Sincia sebagai budaya diaspora Tanglang yang dirayakan di Jawa, bisa jadi telah banyak terpengaruh oleh Muslim Tionghoa yang telah ratusan tahun berada di Hokkian, dan kemudian meresap kedalam kebudayaan peranakan Tionghoa di Indonesia. Sedangkan Idul Fitri yang semula dibawa oleh diaspora Muslim Tionghoa datang ke-Jawa, bisa jadi sudah merupakan wujud peleburan budaya antara Islam dan Konghucu yang menjadikan Lebaran suatu fenomena yang chas Muslim Indonesia sekarang.

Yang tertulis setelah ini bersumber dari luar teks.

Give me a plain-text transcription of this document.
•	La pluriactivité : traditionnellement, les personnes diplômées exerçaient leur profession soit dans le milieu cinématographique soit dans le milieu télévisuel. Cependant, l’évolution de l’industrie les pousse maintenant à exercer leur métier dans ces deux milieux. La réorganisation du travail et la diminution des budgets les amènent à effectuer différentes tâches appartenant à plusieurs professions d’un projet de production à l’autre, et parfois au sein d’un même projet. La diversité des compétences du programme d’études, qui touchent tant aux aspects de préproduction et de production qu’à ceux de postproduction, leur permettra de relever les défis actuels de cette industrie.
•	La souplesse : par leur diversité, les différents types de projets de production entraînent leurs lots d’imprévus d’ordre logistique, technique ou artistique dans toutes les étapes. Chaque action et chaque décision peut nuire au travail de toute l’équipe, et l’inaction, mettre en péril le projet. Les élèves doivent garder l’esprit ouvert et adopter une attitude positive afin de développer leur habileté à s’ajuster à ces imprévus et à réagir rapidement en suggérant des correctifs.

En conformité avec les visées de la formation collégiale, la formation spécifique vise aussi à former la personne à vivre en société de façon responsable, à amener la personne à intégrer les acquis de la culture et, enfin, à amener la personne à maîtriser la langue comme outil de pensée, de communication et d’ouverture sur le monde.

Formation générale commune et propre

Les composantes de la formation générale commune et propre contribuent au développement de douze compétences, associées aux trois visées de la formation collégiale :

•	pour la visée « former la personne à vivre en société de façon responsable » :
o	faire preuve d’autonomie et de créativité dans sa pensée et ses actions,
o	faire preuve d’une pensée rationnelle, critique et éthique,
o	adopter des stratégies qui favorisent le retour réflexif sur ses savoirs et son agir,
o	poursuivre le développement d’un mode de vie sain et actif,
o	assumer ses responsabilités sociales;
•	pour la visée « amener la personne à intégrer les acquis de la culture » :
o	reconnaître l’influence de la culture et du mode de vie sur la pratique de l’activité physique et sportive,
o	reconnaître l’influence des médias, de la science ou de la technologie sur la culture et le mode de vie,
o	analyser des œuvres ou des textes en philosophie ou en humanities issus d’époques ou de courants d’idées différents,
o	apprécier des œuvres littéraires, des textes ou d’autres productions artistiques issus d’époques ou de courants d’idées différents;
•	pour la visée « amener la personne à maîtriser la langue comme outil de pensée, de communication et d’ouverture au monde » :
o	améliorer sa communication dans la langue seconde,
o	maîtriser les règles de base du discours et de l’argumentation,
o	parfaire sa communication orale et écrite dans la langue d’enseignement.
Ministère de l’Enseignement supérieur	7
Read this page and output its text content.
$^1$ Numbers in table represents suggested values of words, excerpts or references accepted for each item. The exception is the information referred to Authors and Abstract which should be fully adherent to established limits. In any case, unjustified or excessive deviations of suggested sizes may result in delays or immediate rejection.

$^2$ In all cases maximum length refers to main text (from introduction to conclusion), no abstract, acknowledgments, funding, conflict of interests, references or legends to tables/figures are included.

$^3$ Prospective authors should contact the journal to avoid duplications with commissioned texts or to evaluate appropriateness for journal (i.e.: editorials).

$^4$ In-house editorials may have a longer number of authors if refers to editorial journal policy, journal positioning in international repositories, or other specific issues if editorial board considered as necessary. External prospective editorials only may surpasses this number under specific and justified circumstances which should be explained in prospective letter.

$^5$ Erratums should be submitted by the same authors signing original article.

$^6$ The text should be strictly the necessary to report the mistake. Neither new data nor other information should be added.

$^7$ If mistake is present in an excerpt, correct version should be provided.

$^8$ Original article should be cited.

Sehingga walau berbeda antara Sincia dan Lebaran, tetapi bila diteliti, ada kedekatan dalam tradisi perayaannya satu sama yang lain, sehingga kadang kala Sincia pun disebut Lebaran Cina, karena ada peran Muslim Tionghoa yang memberi bentuk perayaan Sincia di-Hokkian dan Lebaran di-Jawa.
“Sin Cun Kiong Hie” , mohon maaf lahir dan batin, dalam Tahun Kuda.
Anthony Hocktong Tjio, Diaspora Indonesia kelahiran Surabaya.
Monterey Park, CA. 26 Januari 2014.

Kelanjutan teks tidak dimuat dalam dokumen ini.